Secret Yearning

One of the recurring dream locations since my teen years has been my grandma’s house. Situations differ, but the house is always the same. I loved my grandma’s house. Not for the structure or anything, but for the standard ‘those were the best times of my childhood” reasons.
I can close my eyes and remember the smallest details of her house. It smelled like Puffs and cedar. The high school was across the street. The town was so small you could walk everywhere. There was a small park and a strip mall with a coffee shop, a drug store and a grocery store. My grandma had friends all over town and we would go to their houses so she could show us off.
We rode bikes and played with Lincoln Logs. Her fridge was the only one I knew of that had the freezer on the bottom and the toilet had a button flush. They lived in the Iron Range and everything in their house was metal: the doors, the windowsills, the ‘woodwork’.
The details are so strong and my urge to go back is great so I dream about the house and the town all the time. When my grandfather died, my grandma sold everything and sold the house. So now the only way I can go back is if I buy the house.

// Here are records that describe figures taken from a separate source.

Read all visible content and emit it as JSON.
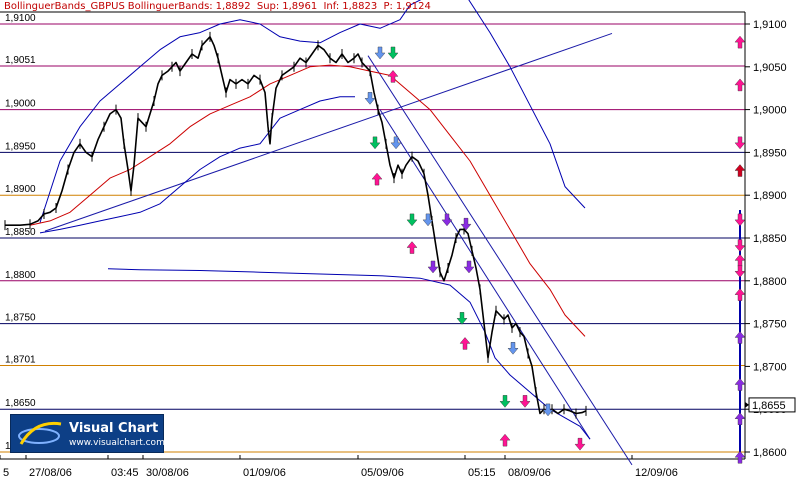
{
  "header": {
    "indicator": "BollinguerBands_GBPUS",
    "title": "BollinguerBands:",
    "value": "1,8892",
    "sup_label": "Sup:",
    "sup_value": "1,8961",
    "inf_label": "Inf:",
    "inf_value": "1,8823",
    "p_label": "P:",
    "p_value": "1,9124"
  },
  "logo": {
    "name": "Visual Chart",
    "url": "www.visualchart.com"
  },
  "colors": {
    "price": "#000000",
    "band": "#0000b0",
    "ma": "#cc0000",
    "trendline": "#1a1aa8",
    "grid_dark": "#000060",
    "grid_magenta": "#990066",
    "grid_orange": "#d08000",
    "arrow_up": "#ff1493",
    "arrow_down_blue": "#6495ed",
    "arrow_green": "#00c060",
    "arrow_purple": "#8a2be2"
  },
  "chart_data": {
    "type": "line",
    "instrument": "GBPUSD",
    "price_tag": "1,8655",
    "ylim": [
      1.858,
      1.912
    ],
    "y_ticks": [
      "1,9100",
      "1,9051",
      "1,9000",
      "1,8950",
      "1,8900",
      "1,8850",
      "1,8800",
      "1,8750",
      "1,8701",
      "1,8650",
      "1,8600"
    ],
    "y_tick_values": [
      1.91,
      1.9051,
      1.9,
      1.895,
      1.89,
      1.885,
      1.88,
      1.875,
      1.8701,
      1.865,
      1.86
    ],
    "right_ticks": [
      "1,9100",
      "1,9050",
      "1,9000",
      "1,8950",
      "1,8900",
      "1,8850",
      "1,8800",
      "1,8750",
      "1,8700",
      "1,8650",
      "1,8600"
    ],
    "right_tick_values": [
      1.91,
      1.905,
      1.9,
      1.895,
      1.89,
      1.885,
      1.88,
      1.875,
      1.87,
      1.865,
      1.86
    ],
    "x_ticks": [
      "5",
      "27/08/06",
      "03:45",
      "30/08/06",
      "01/09/06",
      "05/09/06",
      "05:15",
      "08/09/06",
      "12/09/06"
    ],
    "x_tick_pos": [
      0,
      26,
      108,
      143,
      240,
      358,
      465,
      505,
      632
    ],
    "xlim": [
      0,
      745
    ],
    "grid": {
      "dark": [
        1.895,
        1.885,
        1.875,
        1.865
      ],
      "magenta": [
        1.91,
        1.9051,
        1.9,
        1.88
      ],
      "orange": [
        1.89,
        1.8701,
        1.86
      ]
    },
    "series": [
      {
        "name": "GBPUSD",
        "role": "price",
        "points": [
          [
            5,
            1.8865
          ],
          [
            20,
            1.8865
          ],
          [
            30,
            1.8866
          ],
          [
            38,
            1.887
          ],
          [
            44,
            1.8878
          ],
          [
            50,
            1.888
          ],
          [
            56,
            1.8885
          ],
          [
            62,
            1.8905
          ],
          [
            68,
            1.893
          ],
          [
            74,
            1.895
          ],
          [
            80,
            1.896
          ],
          [
            86,
            1.895
          ],
          [
            92,
            1.8945
          ],
          [
            98,
            1.8965
          ],
          [
            104,
            1.898
          ],
          [
            110,
            1.8995
          ],
          [
            116,
            1.9
          ],
          [
            121,
            1.899
          ],
          [
            124,
            1.896
          ],
          [
            128,
            1.893
          ],
          [
            131,
            1.8905
          ],
          [
            134,
            1.8935
          ],
          [
            138,
            1.899
          ],
          [
            142,
            1.8985
          ],
          [
            146,
            1.898
          ],
          [
            150,
            1.8995
          ],
          [
            154,
            1.901
          ],
          [
            158,
            1.903
          ],
          [
            162,
            1.904
          ],
          [
            168,
            1.9045
          ],
          [
            172,
            1.905
          ],
          [
            176,
            1.9055
          ],
          [
            180,
            1.9045
          ],
          [
            186,
            1.9055
          ],
          [
            192,
            1.9065
          ],
          [
            198,
            1.906
          ],
          [
            202,
            1.9075
          ],
          [
            206,
            1.908
          ],
          [
            210,
            1.9085
          ],
          [
            214,
            1.9075
          ],
          [
            218,
            1.906
          ],
          [
            222,
            1.904
          ],
          [
            226,
            1.902
          ],
          [
            230,
            1.9035
          ],
          [
            236,
            1.903
          ],
          [
            242,
            1.9035
          ],
          [
            248,
            1.903
          ],
          [
            254,
            1.904
          ],
          [
            260,
            1.9035
          ],
          [
            265,
            1.902
          ],
          [
            268,
            1.898
          ],
          [
            270,
            1.896
          ],
          [
            272,
            1.899
          ],
          [
            276,
            1.9025
          ],
          [
            282,
            1.904
          ],
          [
            288,
            1.9045
          ],
          [
            294,
            1.905
          ],
          [
            300,
            1.906
          ],
          [
            306,
            1.9055
          ],
          [
            312,
            1.9065
          ],
          [
            318,
            1.9075
          ],
          [
            324,
            1.907
          ],
          [
            330,
            1.906
          ],
          [
            336,
            1.9055
          ],
          [
            342,
            1.9065
          ],
          [
            348,
            1.9055
          ],
          [
            354,
            1.906
          ],
          [
            358,
            1.9065
          ],
          [
            362,
            1.9055
          ],
          [
            366,
            1.905
          ],
          [
            370,
            1.9045
          ],
          [
            374,
            1.902
          ],
          [
            378,
            1.9
          ],
          [
            382,
            1.8985
          ],
          [
            386,
            1.896
          ],
          [
            390,
            1.8935
          ],
          [
            394,
            1.892
          ],
          [
            398,
            1.8935
          ],
          [
            402,
            1.8925
          ],
          [
            406,
            1.8935
          ],
          [
            412,
            1.8945
          ],
          [
            418,
            1.894
          ],
          [
            424,
            1.8925
          ],
          [
            428,
            1.89
          ],
          [
            432,
            1.887
          ],
          [
            436,
            1.884
          ],
          [
            440,
            1.881
          ],
          [
            444,
            1.88
          ],
          [
            448,
            1.8815
          ],
          [
            452,
            1.883
          ],
          [
            456,
            1.885
          ],
          [
            460,
            1.886
          ],
          [
            464,
            1.886
          ],
          [
            468,
            1.8855
          ],
          [
            472,
            1.8835
          ],
          [
            476,
            1.8815
          ],
          [
            480,
            1.879
          ],
          [
            484,
            1.875
          ],
          [
            488,
            1.871
          ],
          [
            492,
            1.874
          ],
          [
            496,
            1.8765
          ],
          [
            500,
            1.876
          ],
          [
            504,
            1.8755
          ],
          [
            508,
            1.876
          ],
          [
            512,
            1.8745
          ],
          [
            516,
            1.875
          ],
          [
            520,
            1.874
          ],
          [
            524,
            1.8735
          ],
          [
            528,
            1.8715
          ],
          [
            532,
            1.87
          ],
          [
            536,
            1.867
          ],
          [
            540,
            1.8645
          ],
          [
            544,
            1.865
          ],
          [
            548,
            1.8645
          ],
          [
            552,
            1.865
          ],
          [
            558,
            1.8645
          ],
          [
            564,
            1.865
          ],
          [
            570,
            1.8648
          ],
          [
            576,
            1.8645
          ],
          [
            582,
            1.8646
          ],
          [
            586,
            1.8648
          ]
        ]
      },
      {
        "name": "Upper band",
        "role": "upper",
        "points": [
          [
            40,
            1.8868
          ],
          [
            60,
            1.894
          ],
          [
            80,
            1.898
          ],
          [
            100,
            1.901
          ],
          [
            120,
            1.903
          ],
          [
            140,
            1.905
          ],
          [
            160,
            1.907
          ],
          [
            180,
            1.9085
          ],
          [
            200,
            1.909
          ],
          [
            220,
            1.91
          ],
          [
            240,
            1.9105
          ],
          [
            260,
            1.91
          ],
          [
            280,
            1.9085
          ],
          [
            300,
            1.908
          ],
          [
            320,
            1.9078
          ],
          [
            340,
            1.909
          ],
          [
            360,
            1.91
          ],
          [
            380,
            1.9095
          ],
          [
            400,
            1.9105
          ],
          [
            410,
            1.9122
          ],
          [
            440,
            1.914
          ],
          [
            465,
            1.9135
          ],
          [
            490,
            1.909
          ],
          [
            510,
            1.905
          ],
          [
            530,
            1.9005
          ],
          [
            550,
            1.896
          ],
          [
            565,
            1.891
          ],
          [
            585,
            1.8885
          ]
        ]
      },
      {
        "name": "Lower band",
        "role": "lower",
        "points": [
          [
            40,
            1.8856
          ],
          [
            60,
            1.886
          ],
          [
            80,
            1.8865
          ],
          [
            100,
            1.887
          ],
          [
            120,
            1.8875
          ],
          [
            140,
            1.888
          ],
          [
            160,
            1.889
          ],
          [
            180,
            1.891
          ],
          [
            200,
            1.893
          ],
          [
            220,
            1.8945
          ],
          [
            240,
            1.8955
          ],
          [
            260,
            1.896
          ],
          [
            280,
            1.899
          ],
          [
            300,
            1.9
          ],
          [
            320,
            1.901
          ],
          [
            340,
            1.9015
          ],
          [
            355,
            1.9015
          ]
        ]
      },
      {
        "name": "Lower band (cont.)",
        "role": "lower2",
        "points": [
          [
            108,
            1.8814
          ],
          [
            140,
            1.8813
          ],
          [
            200,
            1.8812
          ],
          [
            260,
            1.881
          ],
          [
            320,
            1.8808
          ],
          [
            380,
            1.8806
          ],
          [
            420,
            1.8803
          ],
          [
            450,
            1.8795
          ],
          [
            470,
            1.8775
          ],
          [
            485,
            1.874
          ],
          [
            495,
            1.871
          ],
          [
            510,
            1.869
          ],
          [
            530,
            1.867
          ],
          [
            550,
            1.865
          ],
          [
            565,
            1.864
          ],
          [
            580,
            1.863
          ],
          [
            590,
            1.8615
          ]
        ]
      },
      {
        "name": "Moving average",
        "role": "ma",
        "points": [
          [
            30,
            1.8865
          ],
          [
            50,
            1.887
          ],
          [
            70,
            1.888
          ],
          [
            90,
            1.89
          ],
          [
            110,
            1.892
          ],
          [
            130,
            1.893
          ],
          [
            150,
            1.8945
          ],
          [
            170,
            1.896
          ],
          [
            190,
            1.898
          ],
          [
            210,
            1.8995
          ],
          [
            230,
            1.9005
          ],
          [
            250,
            1.9015
          ],
          [
            270,
            1.903
          ],
          [
            290,
            1.904
          ],
          [
            310,
            1.905
          ],
          [
            330,
            1.9052
          ],
          [
            350,
            1.905
          ],
          [
            370,
            1.9045
          ],
          [
            390,
            1.904
          ],
          [
            410,
            1.902
          ],
          [
            430,
            1.9
          ],
          [
            450,
            1.897
          ],
          [
            470,
            1.894
          ],
          [
            490,
            1.89
          ],
          [
            510,
            1.886
          ],
          [
            530,
            1.882
          ],
          [
            550,
            1.879
          ],
          [
            565,
            1.876
          ],
          [
            585,
            1.8735
          ]
        ]
      }
    ],
    "lines": [
      {
        "name": "Support trendline",
        "from": [
          45,
          1.8858
        ],
        "to": [
          612,
          1.9089
        ]
      },
      {
        "name": "Resistance trendline",
        "from": [
          368,
          1.9063
        ],
        "to": [
          632,
          1.8585
        ]
      },
      {
        "name": "Secondary resistance line",
        "from": [
          380,
          1.9
        ],
        "to": [
          590,
          1.8615
        ]
      }
    ],
    "arrows": [
      {
        "x": 380,
        "y": 1.9065,
        "dir": "down",
        "color": "blue"
      },
      {
        "x": 393,
        "y": 1.9065,
        "dir": "down",
        "color": "green"
      },
      {
        "x": 393,
        "y": 1.904,
        "dir": "up",
        "color": "pink"
      },
      {
        "x": 370,
        "y": 1.9012,
        "dir": "down",
        "color": "blue"
      },
      {
        "x": 375,
        "y": 1.896,
        "dir": "down",
        "color": "green"
      },
      {
        "x": 377,
        "y": 1.892,
        "dir": "up",
        "color": "pink"
      },
      {
        "x": 396,
        "y": 1.896,
        "dir": "down",
        "color": "blue"
      },
      {
        "x": 412,
        "y": 1.887,
        "dir": "down",
        "color": "green"
      },
      {
        "x": 428,
        "y": 1.887,
        "dir": "down",
        "color": "blue"
      },
      {
        "x": 412,
        "y": 1.884,
        "dir": "up",
        "color": "pink"
      },
      {
        "x": 447,
        "y": 1.887,
        "dir": "down",
        "color": "purple"
      },
      {
        "x": 466,
        "y": 1.8865,
        "dir": "down",
        "color": "purple"
      },
      {
        "x": 433,
        "y": 1.8815,
        "dir": "down",
        "color": "purple"
      },
      {
        "x": 469,
        "y": 1.8815,
        "dir": "down",
        "color": "purple"
      },
      {
        "x": 462,
        "y": 1.8755,
        "dir": "down",
        "color": "green"
      },
      {
        "x": 465,
        "y": 1.8728,
        "dir": "up",
        "color": "pink"
      },
      {
        "x": 513,
        "y": 1.872,
        "dir": "down",
        "color": "blue"
      },
      {
        "x": 505,
        "y": 1.8658,
        "dir": "down",
        "color": "green"
      },
      {
        "x": 525,
        "y": 1.8658,
        "dir": "down",
        "color": "pink"
      },
      {
        "x": 505,
        "y": 1.8615,
        "dir": "up",
        "color": "pink"
      },
      {
        "x": 548,
        "y": 1.8648,
        "dir": "down",
        "color": "blue"
      },
      {
        "x": 580,
        "y": 1.8608,
        "dir": "down",
        "color": "pink"
      },
      {
        "x": 740,
        "y": 1.908,
        "dir": "up",
        "color": "pink"
      },
      {
        "x": 740,
        "y": 1.903,
        "dir": "up",
        "color": "pink"
      },
      {
        "x": 740,
        "y": 1.896,
        "dir": "down",
        "color": "pink"
      },
      {
        "x": 740,
        "y": 1.893,
        "dir": "up",
        "color": "red"
      },
      {
        "x": 740,
        "y": 1.887,
        "dir": "down",
        "color": "pink"
      },
      {
        "x": 740,
        "y": 1.884,
        "dir": "down",
        "color": "pink"
      },
      {
        "x": 740,
        "y": 1.8825,
        "dir": "up",
        "color": "pink"
      },
      {
        "x": 740,
        "y": 1.881,
        "dir": "down",
        "color": "pink"
      },
      {
        "x": 740,
        "y": 1.8785,
        "dir": "up",
        "color": "pink"
      },
      {
        "x": 740,
        "y": 1.8735,
        "dir": "up",
        "color": "purple"
      },
      {
        "x": 740,
        "y": 1.868,
        "dir": "up",
        "color": "purple"
      },
      {
        "x": 740,
        "y": 1.864,
        "dir": "up",
        "color": "purple"
      },
      {
        "x": 740,
        "y": 1.8595,
        "dir": "up",
        "color": "purple"
      }
    ]
  }
}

Buying the house, while a dream of mine, is too impractical to work. The area is depressed, there are no good jobs so I couldn’t live there. And while the area is depressed and the houses are cheap, it seems like an expensive summer home or vacation spot.
I am reluctant to drive by there again (we drove by a few years ago) as I think it would only serve to make me sadder. I did look it up on Terraserver and I wanted to cry. The town is so small, I could see all the details, the churches, the park, the neighbors.

Recent movies

The Others
Good movie with some bad features.
Bad feature 1: Nicole Kidman, she can’t act.
Bad feature 2: Bad dialogue, it came across as choppy and forced and sometimes unrealistic. Part of it could be blamed on BF1.
Bad feature 3: Too much obvious exposition, you spent the whole time waiting for certain elements to come into play. And they did like clockwork.
On the other hand, it was beautifully suspenseful. Tension built, you saw things happen, you waited for things to jump out. But (and this is important) you almost never saw anything scary. It was a menacing film and it had a nice little twist at the end.
Was it an intelligent film? Not really, but it was a film you could get lost in for a couple hours.
Manhunter
This was based on the book “Red Dragon” and is the first in the series of Hannibal Lechter stories. The movie was interesting and the actor who played Hannibal in this one was very good.
Pretty ambivalent on this one, some parts were good, the end was confusing. Perhaps if I was paying more attention the ending would make more sense.
Hannibal
What a sucktacular piece of crap. Storyline sucked. Situations were too contrived. Characters became cheap versions of themselves. The turd flavored icing on all of this was the screenplay written by David Mamet. My hatred for David Mamet cannot be expressed sufficiently here. His dialogue sits in your mind like a Tylenol dissolving on your tongue. Rent Oleanna or The Spanish Prisoner to get a true taste of how bad his dialogue is. This movie was just a parade of gore and guts…
Oh, look, there are some intestines…there are some brains…ooh, a man with an icky face who talks like Jimmy Stewart.
Hannibal is only slightly better than finding a turd on your floor too big to be blamed on the cats.
Memento
Good, intriguing, forces you to think. I like movies that make me think. I definitely need to see it again to put everything together. By now we all know the premise of the movie and that it is shown in reverse sequence. The reverse sequence thing is nice because as the viewer you are just as confused about why he is in the situation as he is because he has no memory.
A fascinating movie that needs to be seen twice.
That’s pretty much it for now. I have ‘Waiting for Guffman’ waiting to be watched. Perhaps tonight?

Sleepy Thoughts

When I slice myself up for distribution, am I supposed to include my head, cuz I could die.
That is what I woke up to this morning. I pictured myself looking like a basket of breadsticks, but I couldn’t figure out if my head should be in there too.